Segreto – Lc 9,18-22
Un giorno Gesù si trovava in un luogo solitario a pregare. I discepoli erano con lui ed egli pose loro questa domanda: «Le folle, chi dicono che io sia?». Essi risposero: «Giovanni il Battista; altri dicono Elìa; altri uno degli antichi profeti che è risorto».
Allora domandò loro: «Ma voi, chi dite che io sia?». Pietro rispose: «Il Cristo di Dio».
Egli ordinò loro severamente di non riferirlo ad alcuno. «Il Figlio dell’uomo – disse – deve soffrire molto, essere rifiutato dagli anziani, dai capi dei sacerdoti e dagli scribi, venire ucciso e risorgere il terzo giorno».
«Ordinò loro severamente di non riferirlo ad alcuno». Il cosiddetto «segreto messianico», ovvero l’ordine sorprendente di Gesù di non rivelare la sua identità di Messia (attestato soprattutto nel vangelo di Marco) è un aspetto intrigante su cui gli studiosi si sono affaticati.
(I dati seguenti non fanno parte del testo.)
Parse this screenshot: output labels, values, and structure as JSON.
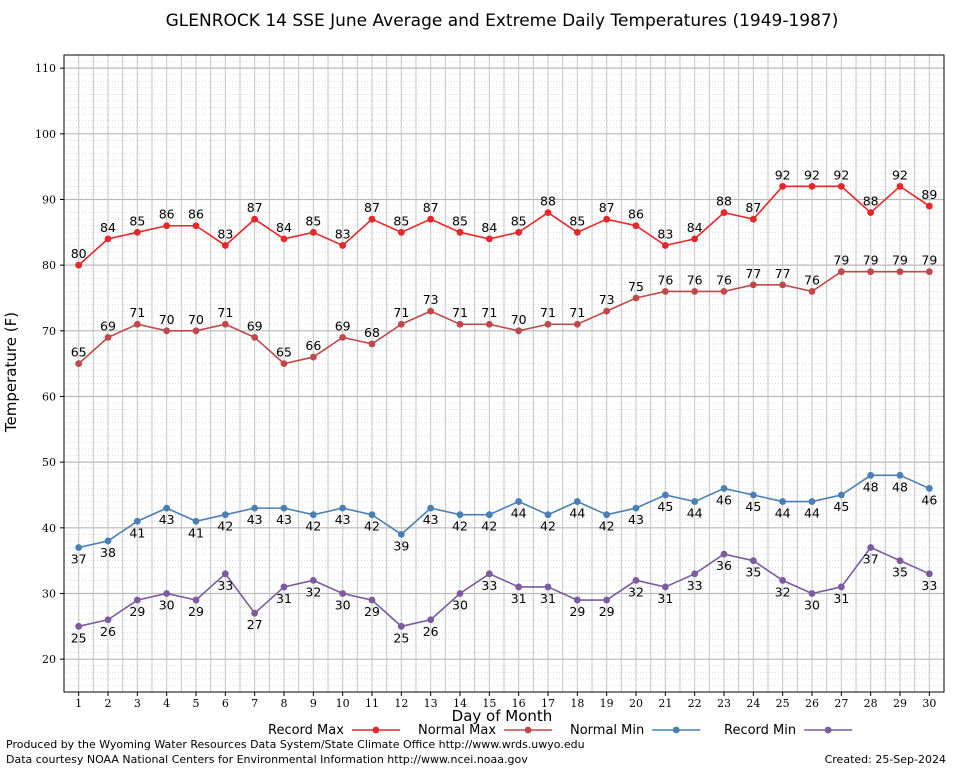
{
  "chart_data": {
    "type": "line",
    "title": "GLENROCK 14 SSE June Average and Extreme Daily Temperatures (1949-1987)",
    "xlabel": "Day of Month",
    "ylabel": "Temperature (F)",
    "x": [
      1,
      2,
      3,
      4,
      5,
      6,
      7,
      8,
      9,
      10,
      11,
      12,
      13,
      14,
      15,
      16,
      17,
      18,
      19,
      20,
      21,
      22,
      23,
      24,
      25,
      26,
      27,
      28,
      29,
      30
    ],
    "xlim": [
      0.5,
      30.5
    ],
    "ylim": [
      15,
      112
    ],
    "yticks": [
      20,
      30,
      40,
      50,
      60,
      70,
      80,
      90,
      100,
      110
    ],
    "grid": true,
    "legend_position": "bottom",
    "series": [
      {
        "name": "Record Max",
        "color": "#e8262a",
        "values": [
          80,
          84,
          85,
          86,
          86,
          83,
          87,
          84,
          85,
          83,
          87,
          85,
          87,
          85,
          84,
          85,
          88,
          85,
          87,
          86,
          83,
          84,
          88,
          87,
          92,
          92,
          92,
          88,
          92,
          89
        ]
      },
      {
        "name": "Normal Max",
        "color": "#c0484a",
        "values": [
          65,
          69,
          71,
          70,
          70,
          71,
          69,
          65,
          66,
          69,
          68,
          71,
          73,
          71,
          71,
          70,
          71,
          71,
          73,
          75,
          76,
          76,
          76,
          77,
          77,
          76,
          79,
          79,
          79,
          79
        ]
      },
      {
        "name": "Normal Min",
        "color": "#4a7fb5",
        "values": [
          37,
          38,
          41,
          43,
          41,
          42,
          43,
          43,
          42,
          43,
          42,
          39,
          43,
          42,
          42,
          44,
          42,
          44,
          42,
          43,
          45,
          44,
          46,
          45,
          44,
          44,
          45,
          48,
          48,
          46
        ]
      },
      {
        "name": "Record Min",
        "color": "#7b5aa0",
        "values": [
          25,
          26,
          29,
          30,
          29,
          33,
          27,
          31,
          32,
          30,
          29,
          25,
          26,
          30,
          33,
          31,
          31,
          29,
          29,
          32,
          31,
          33,
          36,
          35,
          32,
          30,
          31,
          37,
          35,
          33
        ]
      }
    ]
  },
  "footer": {
    "line1": "Produced by the Wyoming Water Resources Data System/State Climate Office http://www.wrds.uwyo.edu",
    "line2": "Data courtesy NOAA National Centers for Environmental Information http://www.ncei.noaa.gov",
    "created": "Created: 25-Sep-2024"
  }
}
Come mai Gesù è così perentorio di fronte alla confessione della sua identità anche da parte dei discepoli?
La spiegazione più semplice riguarda il contesto storico, dove dominava una concezione nazionalistica, politica e marziale del Messia inteso come il liberatore di Israele dal potere romano che si sarebbe mostrato con atti clamorosi, sensazionali, a sostegno della causa ebraica. Gesù contesta tale visione che inquinerebbe il senso profondo delle sue opere e del suo messaggio.
Ma la stessa raccomandazione conserva ancora una sua validità. Vale anche per noi la fatica ad ascoltare la «parola della croce» come il senso della realizzazione della vita umana, secondo il cuore di Dio, dentro questa storia segnata dal mistero del male. Tocca anche a noi fare i conti con la provocazione di Gesù («Voi chi dite che io sia?»), assumere con fiducia la fede di Pietro («Tu sei il Cristo») e rimanere umilmente in cammino per capire che cosa significhi poi nella nostra vita.